Table 1: Summary of best and worst days to buy, depart, and return
To find the cheapest day to fly, Hopper looked at about 11 thousand markets from US origins - 7,500 domestic and 3,500 international - that had a popularity of at least 20 searches per day since January 1, 2013. If we average all domestic destinations together, Tuesday is the cheapest departure day, with Sunday the most expensive. Interestingly, Sunday is the least popular day to travel, with Tuesday a close second. Using the same averaging methodology, the best day to travel for international flights is actually Saturday (Figure 1), which is also one of the most popular days to travel.
However, pricing and search behavior varies widely between markets, so averaging can be misleading. For comparison, we counted how many markets saw their lowest prices on each day of the week, and the answers were different. For both domestic and international travel, more markets have their lowest prices on Wednesdays (Figure 2) and their most expensive prices on Sunday. Savings for leaving on the best day compared to the most expensive day range from $40 to $50 for domestic markets and $40 to $60 for international markets.
_Figure 1: Popularity and average price savings (vs. most expensive departure day) for domestic and international markets _
Figure 2: Number of markets with the lowest departure price on each day of week, and average price savings (vs. most expensive departure day) for domestic and international markets
On average, Tuesday is the cheapest day to return from domestic travel and Monday is the best day to return from international travel (Figure 3). However, as was the case for the best departure day, the cheapest days are different when the analysis counts the number of markets by cheapest return day instead of looking at the average. For both domestic and international destinations, the majority of markets had their cheapest price on Monday, Tuesday or Wednesday, with Tuesday being best for domestic and Wednesday for international markets (Figure 4). The most expensive day to return is Friday. When returning on the best day, potential savings are between $40 and $60 for both domestic and international trips, as compared to booking on the worst day.
_Figure 3: Popularity and average price savings (vs. most expensive return day) for domestic and international markets _
Figure 4: Number of markets with the lowest departure price on each day of week, and average price savings (vs. most expensive return day) for domestic and international markets
One of the tips that shows up often is to shop for flights on a Tuesday (1) after airlines change their pricing. Looking at average pricing we found that for domestic flights the cheapest tickets actually show up on Thursday, and for international flights Saturday and Sunday are the cheapest to book on (Figure 5). When counting the number of markets that see the lowest booking price for each week day, Hopper found that Thursday is the cheapest day to book for the majority of domestic and international markets (Figure 6) and the weekends are when tickets are the most expensive. However, while the difference in pricing from day to day can be significant in select markets, on average the savings are only about $10 for domestic markets and $30 for international markets.
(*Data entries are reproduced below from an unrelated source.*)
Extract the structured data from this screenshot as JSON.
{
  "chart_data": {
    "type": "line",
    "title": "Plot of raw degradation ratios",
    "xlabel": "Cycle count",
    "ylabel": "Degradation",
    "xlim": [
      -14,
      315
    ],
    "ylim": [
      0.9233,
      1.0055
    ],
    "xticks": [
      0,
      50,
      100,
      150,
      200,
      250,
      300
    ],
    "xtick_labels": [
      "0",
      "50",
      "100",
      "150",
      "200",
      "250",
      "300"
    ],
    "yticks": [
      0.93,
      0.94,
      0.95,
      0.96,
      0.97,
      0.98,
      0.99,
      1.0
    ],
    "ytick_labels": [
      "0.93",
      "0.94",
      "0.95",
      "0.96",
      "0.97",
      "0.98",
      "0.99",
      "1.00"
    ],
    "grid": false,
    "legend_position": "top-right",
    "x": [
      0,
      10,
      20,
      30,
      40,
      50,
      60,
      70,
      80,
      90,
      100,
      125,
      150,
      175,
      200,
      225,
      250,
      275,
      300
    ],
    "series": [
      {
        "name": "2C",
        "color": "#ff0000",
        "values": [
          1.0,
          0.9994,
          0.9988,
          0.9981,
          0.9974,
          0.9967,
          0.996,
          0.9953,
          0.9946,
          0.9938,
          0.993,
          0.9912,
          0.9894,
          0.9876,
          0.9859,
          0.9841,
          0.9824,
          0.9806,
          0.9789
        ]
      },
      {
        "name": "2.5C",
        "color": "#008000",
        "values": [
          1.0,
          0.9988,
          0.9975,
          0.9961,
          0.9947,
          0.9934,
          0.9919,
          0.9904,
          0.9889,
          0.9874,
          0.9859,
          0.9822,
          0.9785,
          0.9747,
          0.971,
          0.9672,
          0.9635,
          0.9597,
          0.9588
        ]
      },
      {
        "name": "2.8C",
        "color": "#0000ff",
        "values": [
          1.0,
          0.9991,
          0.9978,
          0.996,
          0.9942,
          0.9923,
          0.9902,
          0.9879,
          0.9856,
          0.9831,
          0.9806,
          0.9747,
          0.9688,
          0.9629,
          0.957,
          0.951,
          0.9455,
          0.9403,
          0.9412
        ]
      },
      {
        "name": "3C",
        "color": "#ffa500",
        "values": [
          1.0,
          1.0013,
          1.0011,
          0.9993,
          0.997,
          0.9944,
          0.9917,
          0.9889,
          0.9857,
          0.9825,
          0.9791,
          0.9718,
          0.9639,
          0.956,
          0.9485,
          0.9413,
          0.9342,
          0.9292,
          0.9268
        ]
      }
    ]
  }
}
_Figure 5: Popularity and average price savings (vs. most expensive booking day) for domestic and international markets _
Figure 6: Number of markets with the lowest departure price on each day of week, and average price savings (vs. most expensive booking day) for domestic and international markets
For any tip that is true in aggregate it is possible to find a market that is the exception, but you can monitor your markets of interest using Hopper’s tools.
The data presented in this analysis comes from Hopper’s combined feed of Global Distribution Service (GDS) data sources which includes about 10 million queries and 1 billion trips per day. Demand is represented as the number of queries not actual ticket purchases, and is calibrated across all GDS sources for each market. Deal fares are represented by the 10th percentile prices. For example if the 10th percentile price is $800 dollars it means that only 10% of trips are priced at or below this price.
For this analysis, we looked at about 11 thousand markets worldwide, 7,500 domestic and 3,500 international, that had a popularity of at least 1,000 searches per week since January 1, 2013. We used two methodologies to find cheapest days to depart, return, and purchase. First we averaged flight prices to find cheapest days, and second we counted the number with cheapest days for each day of the week.